The TEDWomen presentation in 2016 by Harvard educated Doctor of Jurisprudence, civil rights advocate, and Columbia Law School professor and innovator, Ms. Kimberle Crenshaw, is titled “The Urgency of Intersectionality.” Ms. Crenshaw is a leading authority in civil rights, and is well known for her work in race, racism, and the law, and is credited with coining the terms “critical race theory” and “intersectionality.” Her TEDWomen presentation is devoted to sexism and racism or gender and race. And while so many people face either sexism or racism individually, Ms. Crenshaw states that when persons are subjected to the combination of sexism and racism in tandem, often the effects of that double whammy is either discounted by legal professionals or deemed to not be significant because it may be difficult to prove the existence of that subgroup that is affected simultaneously by two differing forms of discrimination. This leading civil rights advocate and educator tells us that we need to be able to see how social problems affect all members of a targeted group and not just some members of that group. For example, we may be able to identify gender discrimination against a woman, just as well as we may be able to identify racial discrimination against a black person. But how difficult is it to identify someone with two causes of action, for
example, existing discriminatory hiring practices against a black woman; when the employer readily hires blacks, just as readily as it hires females – even though it does not hire blacks who are women. Ms.

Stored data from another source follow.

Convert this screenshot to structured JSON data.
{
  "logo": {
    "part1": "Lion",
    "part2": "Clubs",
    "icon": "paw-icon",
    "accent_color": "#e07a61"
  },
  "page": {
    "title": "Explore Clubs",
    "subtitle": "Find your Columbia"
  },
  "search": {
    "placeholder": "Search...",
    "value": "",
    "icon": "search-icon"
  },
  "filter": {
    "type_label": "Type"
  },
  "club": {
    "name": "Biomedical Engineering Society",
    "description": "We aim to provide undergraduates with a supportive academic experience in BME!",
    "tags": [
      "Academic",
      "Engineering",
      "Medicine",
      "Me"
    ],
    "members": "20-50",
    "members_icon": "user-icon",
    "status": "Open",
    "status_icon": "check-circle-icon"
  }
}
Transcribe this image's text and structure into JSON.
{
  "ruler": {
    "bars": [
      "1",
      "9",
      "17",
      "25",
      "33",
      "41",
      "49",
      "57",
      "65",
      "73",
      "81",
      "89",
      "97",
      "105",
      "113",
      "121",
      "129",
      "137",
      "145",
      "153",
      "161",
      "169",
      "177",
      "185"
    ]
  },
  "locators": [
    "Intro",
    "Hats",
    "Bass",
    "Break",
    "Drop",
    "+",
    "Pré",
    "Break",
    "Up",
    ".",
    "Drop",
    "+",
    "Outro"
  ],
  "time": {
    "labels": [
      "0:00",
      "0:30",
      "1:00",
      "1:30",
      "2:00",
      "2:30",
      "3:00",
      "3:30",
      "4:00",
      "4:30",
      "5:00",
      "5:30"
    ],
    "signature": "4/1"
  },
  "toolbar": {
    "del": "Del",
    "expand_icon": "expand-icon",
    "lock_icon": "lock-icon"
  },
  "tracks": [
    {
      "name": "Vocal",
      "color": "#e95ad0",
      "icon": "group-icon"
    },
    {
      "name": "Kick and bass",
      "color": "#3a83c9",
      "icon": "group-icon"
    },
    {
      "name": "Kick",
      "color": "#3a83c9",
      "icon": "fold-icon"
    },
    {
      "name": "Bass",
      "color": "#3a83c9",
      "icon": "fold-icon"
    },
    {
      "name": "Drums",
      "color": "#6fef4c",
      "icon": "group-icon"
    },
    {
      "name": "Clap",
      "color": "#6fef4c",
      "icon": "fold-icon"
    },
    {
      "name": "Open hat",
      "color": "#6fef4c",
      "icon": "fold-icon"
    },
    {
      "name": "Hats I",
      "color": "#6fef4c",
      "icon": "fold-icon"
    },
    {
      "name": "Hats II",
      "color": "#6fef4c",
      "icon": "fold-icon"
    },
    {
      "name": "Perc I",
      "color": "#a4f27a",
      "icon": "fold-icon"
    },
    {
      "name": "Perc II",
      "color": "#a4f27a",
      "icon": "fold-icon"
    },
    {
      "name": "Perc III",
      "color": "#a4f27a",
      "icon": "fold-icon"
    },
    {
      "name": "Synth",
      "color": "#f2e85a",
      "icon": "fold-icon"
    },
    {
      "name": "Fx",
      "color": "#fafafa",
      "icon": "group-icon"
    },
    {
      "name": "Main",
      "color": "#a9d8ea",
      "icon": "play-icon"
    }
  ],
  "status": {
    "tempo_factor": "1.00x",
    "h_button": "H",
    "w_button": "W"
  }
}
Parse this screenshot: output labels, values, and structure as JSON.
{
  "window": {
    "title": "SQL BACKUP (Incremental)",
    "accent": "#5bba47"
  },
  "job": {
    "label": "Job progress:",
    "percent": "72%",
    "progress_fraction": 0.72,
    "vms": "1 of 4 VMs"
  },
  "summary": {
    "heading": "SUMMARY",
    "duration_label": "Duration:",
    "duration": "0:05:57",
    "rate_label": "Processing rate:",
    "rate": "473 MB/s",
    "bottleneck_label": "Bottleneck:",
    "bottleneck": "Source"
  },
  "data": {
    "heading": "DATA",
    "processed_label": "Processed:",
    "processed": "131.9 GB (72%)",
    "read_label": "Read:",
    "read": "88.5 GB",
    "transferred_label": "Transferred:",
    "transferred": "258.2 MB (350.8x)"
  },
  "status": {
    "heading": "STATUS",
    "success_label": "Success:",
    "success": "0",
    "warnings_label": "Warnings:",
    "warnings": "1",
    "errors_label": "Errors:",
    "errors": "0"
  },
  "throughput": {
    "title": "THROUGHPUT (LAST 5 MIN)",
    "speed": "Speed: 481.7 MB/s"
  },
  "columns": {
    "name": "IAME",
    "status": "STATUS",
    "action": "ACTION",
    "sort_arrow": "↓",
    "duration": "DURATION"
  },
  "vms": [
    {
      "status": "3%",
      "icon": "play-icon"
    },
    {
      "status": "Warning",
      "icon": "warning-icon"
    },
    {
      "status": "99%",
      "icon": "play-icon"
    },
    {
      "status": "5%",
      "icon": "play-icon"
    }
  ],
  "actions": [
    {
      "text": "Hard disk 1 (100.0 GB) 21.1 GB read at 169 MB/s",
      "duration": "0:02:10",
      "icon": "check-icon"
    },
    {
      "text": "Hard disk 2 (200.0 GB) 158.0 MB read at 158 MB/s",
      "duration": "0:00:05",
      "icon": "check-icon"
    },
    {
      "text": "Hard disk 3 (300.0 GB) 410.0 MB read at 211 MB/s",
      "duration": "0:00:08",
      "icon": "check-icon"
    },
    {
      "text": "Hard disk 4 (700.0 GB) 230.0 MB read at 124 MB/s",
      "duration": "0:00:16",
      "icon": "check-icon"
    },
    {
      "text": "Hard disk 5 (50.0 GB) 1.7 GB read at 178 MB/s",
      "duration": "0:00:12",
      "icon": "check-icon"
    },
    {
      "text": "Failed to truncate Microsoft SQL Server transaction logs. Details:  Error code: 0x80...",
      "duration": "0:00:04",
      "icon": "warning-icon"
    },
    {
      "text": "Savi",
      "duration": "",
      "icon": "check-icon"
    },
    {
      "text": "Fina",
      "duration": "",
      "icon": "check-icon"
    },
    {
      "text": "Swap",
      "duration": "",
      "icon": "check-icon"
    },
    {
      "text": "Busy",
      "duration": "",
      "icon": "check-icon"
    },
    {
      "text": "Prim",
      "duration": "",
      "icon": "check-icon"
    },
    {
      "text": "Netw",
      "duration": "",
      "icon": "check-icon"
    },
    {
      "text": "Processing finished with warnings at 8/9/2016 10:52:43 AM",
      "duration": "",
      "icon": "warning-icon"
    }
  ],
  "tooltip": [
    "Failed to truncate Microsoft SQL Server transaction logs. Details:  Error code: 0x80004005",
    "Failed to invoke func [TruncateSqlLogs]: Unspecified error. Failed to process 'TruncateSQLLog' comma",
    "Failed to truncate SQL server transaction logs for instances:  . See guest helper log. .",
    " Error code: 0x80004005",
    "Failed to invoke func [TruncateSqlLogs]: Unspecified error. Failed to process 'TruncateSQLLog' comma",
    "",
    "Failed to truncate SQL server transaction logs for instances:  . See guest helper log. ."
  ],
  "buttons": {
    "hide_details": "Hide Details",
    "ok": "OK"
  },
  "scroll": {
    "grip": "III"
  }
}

Crenshaw says that we must be able to see a problem before we can fix a problem and we must move from mourning and grief to action and transformation. I am transformed by the presentation of this “pioneer
in critical race theory.”
I am inspired to talk about the urgency of intersectionality of “poverty and disability” in medicine. What
follows are but my opinions, and thus I expect these ideas to not be acceptable to everyone. If anything, I am hopeful that my post will spark discussion, and push the narrative that no matter what we believe to be our reality, as heroines (and possibly heroes) in training, we must be particularly cognizant of the needs of the voiceless, the troubled, the young, the innocent, the poor, the disabled, the silenced, the minority, the disadvantaged. As Ms. Crenshaw says in her TEDWomen presentation, “when people (or patients) do not fit with the available frames,” we absolutely must see them, particularly since it may be easy to overlook the intersecting impact of two or more forms of disadvantageous attributes on the individual.
Poor people are faced with the demands of simply surviving, staying safe, finding adequate shelter and warmth. Taking care of their health (although health is our most valuable asset) is
usually not a priority. The poor are more likely to ignore minor illnesses and only seek medical attention when their health problem requires critical care. Even when the poor realize that they absolutely have to seek medical help, they may not have the resources to contact a medical office, or even if an appointment is made, the
poor may not be able to afford the transportation costs to get to the medical facility. It is not that their health is not important to them, it is simply that given all the other daily requirements they are struggling to address, engaging in self-care, and seeking medical attention is a luxury that many do not have the time and money to
afford.
Since our first day in this course, we have been nudged to be open-minded, to not think that we are better than other people, to not naively hold onto the belief that being educated will give us the right to make unilateral decisions about patient care, or heaven forbid, think that income somehow equates to intelligence or
credibility or some other form of specialness. We have read numerous articles on how the normative of disability can and should be transformed, despite the push-back from “normal” individuals, some of whom seem to think that giving the disabled more tools to lead happy, productive lives will somehow detract from the rich and rewarding lives of the “normal” person. We are being shown over and over, and yet again, that conferring more rights and opportunities on a targeted group (the disabled specifically) does not mean that the privileges of the “normal” population will somehow be lessened. Yet still, so many of my peers insist on holding onto the belief that physicians are special simply because they are physicians (I am left to wonder what a rocket-scientist thinks of a physician!). We have learned that the disabled face so many unique challenges, not least of which is knowledge that they are subjected to much discriminatory behaviors from the “normal” population. The disabled are often tired not from the challenges of their disabilities, but from the discriminatory practices adopted by “normal” people.
When poor, disabled people seek medical attention, as medical practitioners, we have to be especially considerate of their needs and not impose our will, our opinions without first considering what is in the best interest of the poor, disabled person. When there is injustice in how this sub-group of people receive care, then we as physicians must recognize it, then fix the injustice. Hindsight gives us 20-20 vision. However, we must strive to be visionaries who are bold enough to identify injustices and who will address those injustices, especially injustices meted out against poor, disabled patients. As the famed Ms. Crenshaw says, “we must be willing to bear
witness and create a cacophony of sound.”